Verônica H.
Não desiste de mim. Por trás de tanta indecisão tem alguém que precisa de companhia mesmo fingindo que não. Tem alguém que odeia todo mundo num segundo e chora de saudades de todos no segundo seguinte. E de você principalmente.
Esse não era o papel que eu queria, pode ter certeza. Queria fazer valer seus instantes perdidos me observando numa festa cheia e tentando entender meus enigmas. Eu sou uma decepção. Parecia tão interessante, tão cheia de luz. E agora sou essa criança que só quer agarrar você e proibir de brincar com os outros amiguinhos. Só meu, não empresto.
Eu compreendo os mais diversos medos, porque abrigo em mim os mais estranhos. Sei das precisões absolutas de carinho e proteção.
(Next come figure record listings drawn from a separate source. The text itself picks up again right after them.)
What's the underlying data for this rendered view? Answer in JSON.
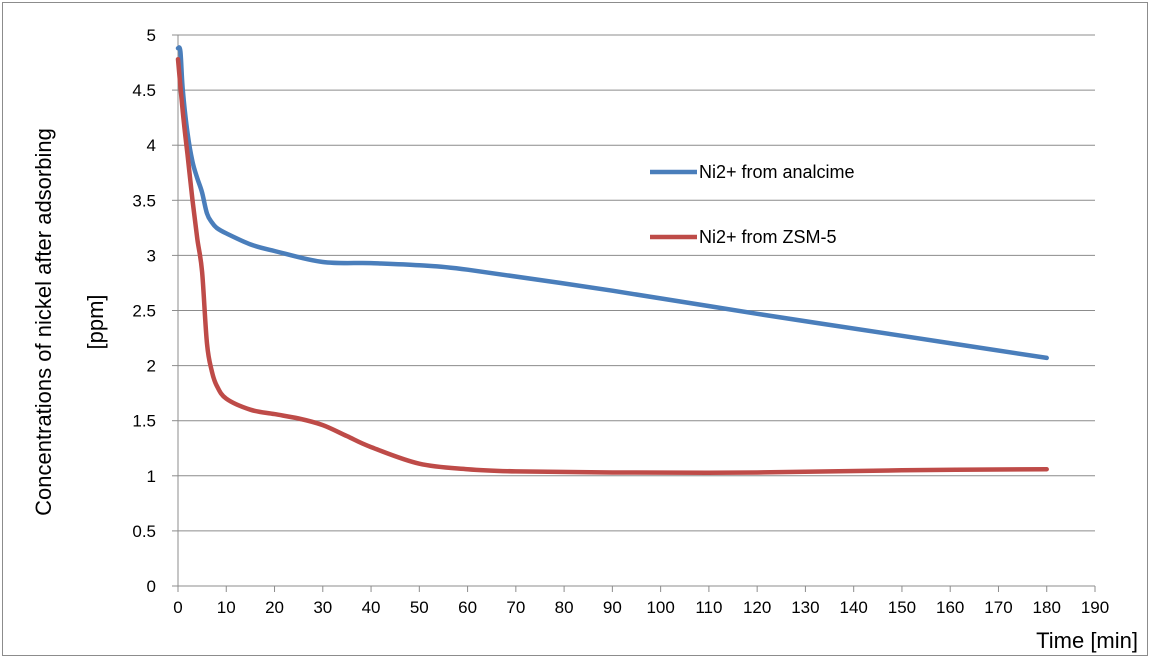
{
  "chart_data": {
    "type": "line",
    "title": "",
    "xlabel": "Time [min]",
    "ylabel_line1": "Concentrations of nickel after adsorbing",
    "ylabel_line2": "[ppm]",
    "xlim": [
      0,
      190
    ],
    "ylim": [
      0,
      5
    ],
    "x_ticks": [
      0,
      10,
      20,
      30,
      40,
      50,
      60,
      70,
      80,
      90,
      100,
      110,
      120,
      130,
      140,
      150,
      160,
      170,
      180,
      190
    ],
    "y_ticks": [
      "0",
      "0.5",
      "1",
      "1.5",
      "2",
      "2.5",
      "3",
      "3.5",
      "4",
      "4.5",
      "5"
    ],
    "grid": "horizontal",
    "legend_position": "right-center",
    "series": [
      {
        "name": "Ni2+ from analcime",
        "color": "#4a7ebb",
        "x": [
          0,
          0.5,
          1,
          2,
          3,
          4,
          5,
          6,
          7,
          8,
          10,
          15,
          20,
          30,
          40,
          50,
          60,
          90,
          120,
          150,
          180
        ],
        "y": [
          4.88,
          4.85,
          4.5,
          4.1,
          3.85,
          3.7,
          3.57,
          3.38,
          3.3,
          3.25,
          3.2,
          3.1,
          3.04,
          2.94,
          2.93,
          2.91,
          2.87,
          2.68,
          2.47,
          2.27,
          2.07
        ]
      },
      {
        "name": "Ni2+ from ZSM-5",
        "color": "#be4b48",
        "x": [
          0,
          1,
          2,
          3,
          4,
          5,
          6,
          7,
          8,
          10,
          15,
          20,
          25,
          30,
          35,
          40,
          50,
          60,
          70,
          90,
          120,
          150,
          180
        ],
        "y": [
          4.78,
          4.3,
          3.9,
          3.5,
          3.15,
          2.85,
          2.2,
          1.95,
          1.82,
          1.7,
          1.6,
          1.56,
          1.52,
          1.46,
          1.36,
          1.26,
          1.11,
          1.06,
          1.04,
          1.03,
          1.03,
          1.05,
          1.06
        ]
      }
    ]
  }
}
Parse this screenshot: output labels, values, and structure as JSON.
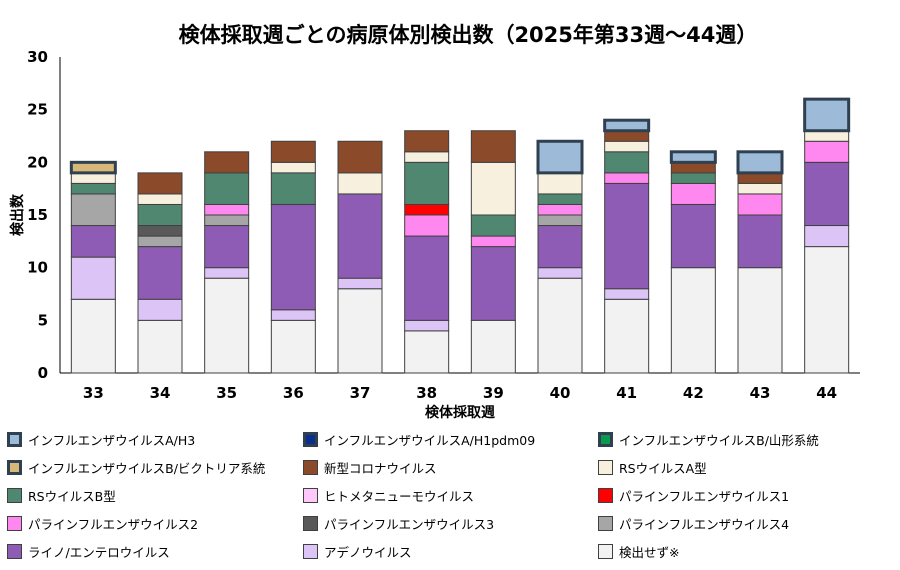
{
  "chart_data": {
    "type": "bar",
    "stacked": true,
    "title": "検体採取週ごとの病原体別検出数（2025年第33週～44週）",
    "xlabel": "検体採取週",
    "ylabel": "検出数",
    "ylim": [
      0,
      30
    ],
    "yticks": [
      0,
      5,
      10,
      15,
      20,
      25,
      30
    ],
    "categories": [
      "33",
      "34",
      "35",
      "36",
      "37",
      "38",
      "39",
      "40",
      "41",
      "42",
      "43",
      "44"
    ],
    "series": [
      {
        "name": "検出せず※",
        "color": "#f2f2f2",
        "border": "#404040",
        "values": [
          7,
          5,
          9,
          5,
          8,
          4,
          5,
          9,
          7,
          10,
          10,
          12
        ]
      },
      {
        "name": "アデノウイルス",
        "color": "#dcc5f6",
        "border": "#404040",
        "values": [
          4,
          2,
          1,
          1,
          1,
          1,
          0,
          1,
          1,
          0,
          0,
          2
        ]
      },
      {
        "name": "ライノ/エンテロウイルス",
        "color": "#8e5cb5",
        "border": "#404040",
        "values": [
          3,
          5,
          4,
          10,
          8,
          8,
          7,
          4,
          10,
          6,
          5,
          6
        ]
      },
      {
        "name": "パラインフルエンザウイルス4",
        "color": "#a6a6a6",
        "border": "#404040",
        "values": [
          3,
          1,
          1,
          0,
          0,
          0,
          0,
          1,
          0,
          0,
          0,
          0
        ]
      },
      {
        "name": "パラインフルエンザウイルス3",
        "color": "#595959",
        "border": "#404040",
        "values": [
          0,
          1,
          0,
          0,
          0,
          0,
          0,
          0,
          0,
          0,
          0,
          0
        ]
      },
      {
        "name": "パラインフルエンザウイルス2",
        "color": "#ff88f0",
        "border": "#404040",
        "values": [
          0,
          0,
          1,
          0,
          0,
          2,
          1,
          1,
          1,
          2,
          2,
          2
        ]
      },
      {
        "name": "パラインフルエンザウイルス1",
        "color": "#ff0000",
        "border": "#404040",
        "values": [
          0,
          0,
          0,
          0,
          0,
          1,
          0,
          0,
          0,
          0,
          0,
          0
        ]
      },
      {
        "name": "ヒトメタニューモウイルス",
        "color": "#ffc8fb",
        "border": "#404040",
        "values": [
          0,
          0,
          0,
          0,
          0,
          0,
          0,
          0,
          0,
          0,
          0,
          0
        ]
      },
      {
        "name": "RSウイルスB型",
        "color": "#4f8770",
        "border": "#404040",
        "values": [
          1,
          2,
          3,
          3,
          0,
          4,
          2,
          1,
          2,
          1,
          0,
          0
        ]
      },
      {
        "name": "RSウイルスA型",
        "color": "#f8f0df",
        "border": "#404040",
        "values": [
          1,
          1,
          0,
          1,
          2,
          1,
          5,
          2,
          1,
          0,
          1,
          1
        ]
      },
      {
        "name": "新型コロナウイルス",
        "color": "#8b4a2a",
        "border": "#404040",
        "values": [
          0,
          2,
          2,
          2,
          3,
          2,
          3,
          0,
          1,
          1,
          1,
          0
        ]
      },
      {
        "name": "インフルエンザウイルスB/ビクトリア系統",
        "color": "#d8b878",
        "border": "#2f4050",
        "values": [
          1,
          0,
          0,
          0,
          0,
          0,
          0,
          0,
          0,
          0,
          0,
          0
        ]
      },
      {
        "name": "インフルエンザウイルスB/山形系統",
        "color": "#0a9a4e",
        "border": "#2f4050",
        "values": [
          0,
          0,
          0,
          0,
          0,
          0,
          0,
          0,
          0,
          0,
          0,
          0
        ]
      },
      {
        "name": "インフルエンザウイルスA/H1pdm09",
        "color": "#0a2f8f",
        "border": "#2f4050",
        "values": [
          0,
          0,
          0,
          0,
          0,
          0,
          0,
          0,
          0,
          0,
          0,
          0
        ]
      },
      {
        "name": "インフルエンザウイルスA/H3",
        "color": "#9dbbd9",
        "border": "#2f4050",
        "values": [
          0,
          0,
          0,
          0,
          0,
          0,
          0,
          3,
          1,
          1,
          2,
          3
        ]
      }
    ],
    "legend": [
      {
        "name": "インフルエンザウイルスA/H3",
        "color": "#9dbbd9",
        "border": "#2f4050"
      },
      {
        "name": "インフルエンザウイルスA/H1pdm09",
        "color": "#0a2f8f",
        "border": "#2f4050"
      },
      {
        "name": "インフルエンザウイルスB/山形系統",
        "color": "#0a9a4e",
        "border": "#2f4050"
      },
      {
        "name": "インフルエンザウイルスB/ビクトリア系統",
        "color": "#d8b878",
        "border": "#2f4050"
      },
      {
        "name": "新型コロナウイルス",
        "color": "#8b4a2a",
        "border": "#404040"
      },
      {
        "name": "RSウイルスA型",
        "color": "#f8f0df",
        "border": "#404040"
      },
      {
        "name": "RSウイルスB型",
        "color": "#4f8770",
        "border": "#404040"
      },
      {
        "name": "ヒトメタニューモウイルス",
        "color": "#ffc8fb",
        "border": "#404040"
      },
      {
        "name": "パラインフルエンザウイルス1",
        "color": "#ff0000",
        "border": "#404040"
      },
      {
        "name": "パラインフルエンザウイルス2",
        "color": "#ff88f0",
        "border": "#404040"
      },
      {
        "name": "パラインフルエンザウイルス3",
        "color": "#595959",
        "border": "#404040"
      },
      {
        "name": "パラインフルエンザウイルス4",
        "color": "#a6a6a6",
        "border": "#404040"
      },
      {
        "name": "ライノ/エンテロウイルス",
        "color": "#8e5cb5",
        "border": "#404040"
      },
      {
        "name": "アデノウイルス",
        "color": "#dcc5f6",
        "border": "#404040"
      },
      {
        "name": "検出せず※",
        "color": "#f2f2f2",
        "border": "#404040"
      }
    ],
    "legend_position": "bottom"
  }
}
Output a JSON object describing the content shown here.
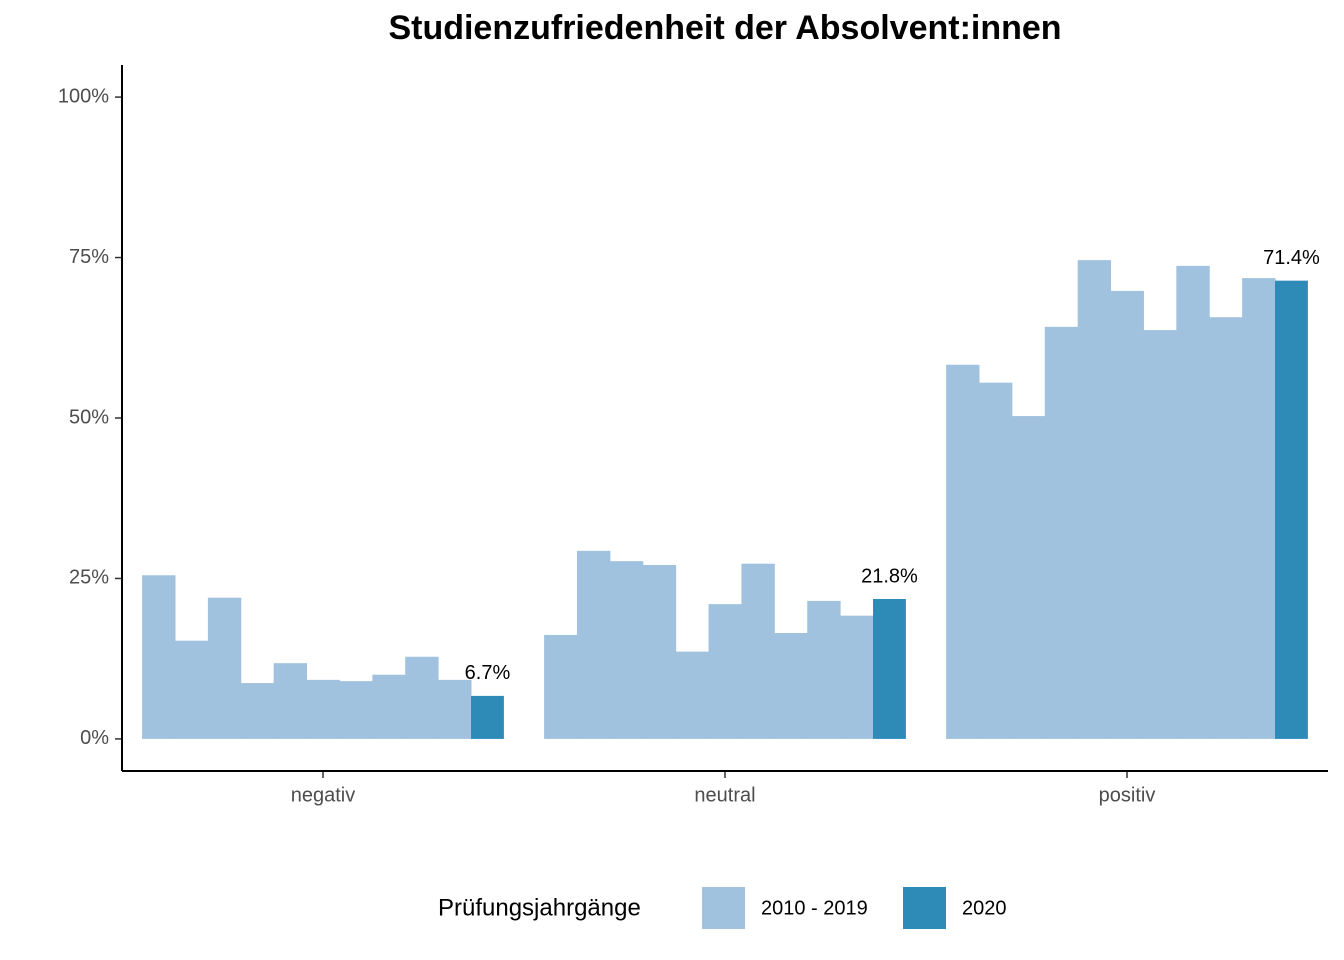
{
  "chart_data": {
    "type": "bar",
    "title": "Studienzufriedenheit der Absolvent:innen",
    "categories": [
      "negativ",
      "neutral",
      "positiv"
    ],
    "legend_title": "Prüfungsjahrgänge",
    "series": [
      {
        "name": "2010 - 2019",
        "color": "#a1c2de",
        "values": [
          [
            25.5,
            15.3,
            22.0,
            8.7,
            11.8,
            9.2,
            9.0,
            10.0,
            12.8,
            9.2
          ],
          [
            16.2,
            29.3,
            27.7,
            27.1,
            13.6,
            21.0,
            27.3,
            16.5,
            21.5,
            19.2
          ],
          [
            58.3,
            55.5,
            50.3,
            64.2,
            74.6,
            69.8,
            63.7,
            73.7,
            65.7,
            71.8
          ]
        ]
      },
      {
        "name": "2020",
        "color": "#2e8bb8",
        "values": [
          6.7,
          21.8,
          71.4
        ],
        "value_labels": [
          "6.7%",
          "21.8%",
          "71.4%"
        ]
      }
    ],
    "ylim": [
      -5,
      105
    ],
    "yticks": [
      {
        "value": 0,
        "label": "0%"
      },
      {
        "value": 25,
        "label": "25%"
      },
      {
        "value": 50,
        "label": "50%"
      },
      {
        "value": 75,
        "label": "75%"
      },
      {
        "value": 100,
        "label": "100%"
      }
    ],
    "legend_position": "bottom"
  }
}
Eu seria perfeita pra você, se você ao menos existisse.
Talvez eu nunca entenda o real sentido das borboletas no estômago, da boca seca e joelhos frágeis. Ou talvez nunca seja a palavra mais ridícula do dicionário; e eu sei do poder que as palavras exercem sobre mim.
Eu não sei de onde você surgiu. Com uma rapidez absurda, me fez sorrir espontânea, enquanto caía num abismo desconhecido. Minha capacidade de manipular sumiu, minha mania de mentir sumiu, minha vontade de enganar sumiu. Eu fico vulnerável demais enquanto falamos e acho que você sabe disso.
Nós dividimos a espécie mais triste de solidão: aquela em que as outras pessoas do mundo só significam companhia em casos extremos e mais fazem volume num espaço pequeno do que preenchem alma.
Lembra da minha coleção de decepções? Você faz parte dela agora. Não definitivamente pela minha mania de preferir acreditar na inocência. Foi tudo uma coincidência até que se prove o contrário. '
Não sangra nem deixa marcas, mas escrever dói. Dói como a saudade do que não acontece, porque exterioriza sentimentos que eu escondo até de mim.
Eu invejo quem ignora os motivos da dor. A inocência é linda, o não saber é reconfortante. Eu sei o que eu sinto e sei o motivo de sentir. Sei finais escritos e imprevistos.
Eu sempre acho que amanhã será o dia de mudar de vez, de me assumir por completo. Mas daí o amanhã chega e tenho uma imensa preguiça de sair da minha área de conforto, porque é bem provável que ninguém entenda. E dá medo encarar o que é definitivo. E porque é mais fácil reclamar da vida do que torná-la leve de sobreviver.
Eu não sei citar motivos, mas alguma coisa me falta. Estou ao mesmo tempo feliz e deprimida, tenho companhia e nunca fui tão sozinha, tenho sucesso e nunca me senti tão fracassada.
Eu crio mil planos pra mim e boicoto todos eles. A vida é tão cheia de ciclos e fases e eu me agarro doentiamente ao conhecido. Eu evito mudanças drásticas, sabendo que são meus impulsos mais interessantes e busco o conforto da mesmisse.
"Então aqueles olhos, que já se liam durante toda uma noite, finalmente se entenderam. As palavras pareciam tão fracas e inexpressivas diante da comunicação mais profunda que existe, os enlaces faziam tanto sentido... E tudo parou."
E a razão vai tomando conta de mim de novo. Como vou tropeçar se sempre calculo meus passos? Como vou me entregar se sempre calculo meus braços?
Cansei de só ocupar espaço sem existir. Tento me fazer acreditar que meu natural agrada mais do que as personagens, mas na prática a história é outra. Ao invés de surpreender a plateia à cada novo espetáculo, repito as falas decoradas sem improvisar nem uma vírgula.
Eu não sei se eu devo ganhar essa batalha, não sei se tenho condições, se mereço assumir a direção. Talvez essas meninas medíocres aqui dentro sejam mais eu do que eu mesma. Dá pra entender onde eu quero chegar? Esse meu lado consciente, esse momento de sobriedade não é maioria em mim. Que poder tenho sobre os votos de uma população gigantesca de personalidades, todas unidas contra uma só - contra mim?
Meus segundos de lucidez estão chegando ao fim. A cortina se abre, as conversas e as luzes diminuem. Eu me rendo. Se tudo está errado, assim permanecerá. Se este script não me satisfaz, ninguém mais tem que saber. Mais um dia se passou sem que eu exigisse meus direitos. Habito, mas não comando.